Faculty members do not even interact with each other as equals. Most adjuncts aren’t included in regular faculty meetings, let alone conferences where ideas are exchanged & explored. A concept called the inclusive fees campaign seeks to make conferences affordable for adjuncts. (It focuses on PhDs, but could encompass teachers whose positions require law degrees or other alternative qualifications.) “Inclusivity” for a systematically exploited group is only a patch. But it’s good to see established professors challenged to acknowledge contingent workers, who now comprise the preponderance of the faculty community. Yes, of the 1.2 million instructional staff appointments in US higher education, 76% – more than 900,000 – are now contingent.
We are working for institutions that claim to open doors to career opportunities even as they etch contingency into their hiring practices.

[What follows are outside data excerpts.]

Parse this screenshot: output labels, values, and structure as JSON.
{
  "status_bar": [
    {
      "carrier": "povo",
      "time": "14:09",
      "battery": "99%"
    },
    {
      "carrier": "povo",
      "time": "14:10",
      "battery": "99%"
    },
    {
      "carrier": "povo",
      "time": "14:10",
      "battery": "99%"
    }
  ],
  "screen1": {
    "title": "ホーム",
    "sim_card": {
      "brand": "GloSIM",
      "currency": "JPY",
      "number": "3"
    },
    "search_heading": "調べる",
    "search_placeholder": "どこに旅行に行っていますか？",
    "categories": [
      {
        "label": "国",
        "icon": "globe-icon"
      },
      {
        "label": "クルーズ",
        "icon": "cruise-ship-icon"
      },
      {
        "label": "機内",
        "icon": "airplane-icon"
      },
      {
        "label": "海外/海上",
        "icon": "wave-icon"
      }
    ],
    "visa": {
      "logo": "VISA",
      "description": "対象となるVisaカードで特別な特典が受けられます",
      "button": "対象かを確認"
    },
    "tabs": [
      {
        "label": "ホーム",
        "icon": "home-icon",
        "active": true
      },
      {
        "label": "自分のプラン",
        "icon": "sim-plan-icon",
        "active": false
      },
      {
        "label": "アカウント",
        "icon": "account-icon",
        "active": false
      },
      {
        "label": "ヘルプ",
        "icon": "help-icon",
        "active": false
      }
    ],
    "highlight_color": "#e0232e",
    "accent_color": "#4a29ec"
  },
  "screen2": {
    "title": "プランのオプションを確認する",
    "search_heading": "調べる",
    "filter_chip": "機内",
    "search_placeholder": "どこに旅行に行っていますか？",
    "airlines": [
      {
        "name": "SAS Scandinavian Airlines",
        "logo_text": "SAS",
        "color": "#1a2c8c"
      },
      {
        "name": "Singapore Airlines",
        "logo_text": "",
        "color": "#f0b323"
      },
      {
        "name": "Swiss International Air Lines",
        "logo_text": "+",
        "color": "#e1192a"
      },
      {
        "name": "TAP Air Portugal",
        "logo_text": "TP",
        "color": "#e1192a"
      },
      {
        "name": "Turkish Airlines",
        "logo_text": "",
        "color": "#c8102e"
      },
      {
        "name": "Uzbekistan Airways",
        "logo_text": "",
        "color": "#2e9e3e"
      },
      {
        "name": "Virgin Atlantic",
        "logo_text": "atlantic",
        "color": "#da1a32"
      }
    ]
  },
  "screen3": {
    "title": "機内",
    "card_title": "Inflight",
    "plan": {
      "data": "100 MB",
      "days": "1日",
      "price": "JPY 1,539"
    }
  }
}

The significance of the inclusive fees campaign lies in its implicit question: how will the schools hear our voices over the silence of the tenured?
Even more daunting than the dearth of dollars is the fragmentation of the adjunct’s time. Recently, an editor at the University of Oregon School of Law asked if I’d be a conference panelist. Can I travel, yet still clock enough hours at my second job to stay above the threshold for health insurance?
Every day I live two people’s lives, & it’s fatiguing. Every day I need more time with students while being pulled away from them.
The best that could come of the adjunct crisis is a teaching community broadly committed to the civility & inclusivity we’ve been missing. This could lead to a new kind of education, based not on ranking, not on status, but on genuine guidance for living with decency & respect on this planet.
A conference on this is well overdue – & I don’t want to miss it while watching the time clock.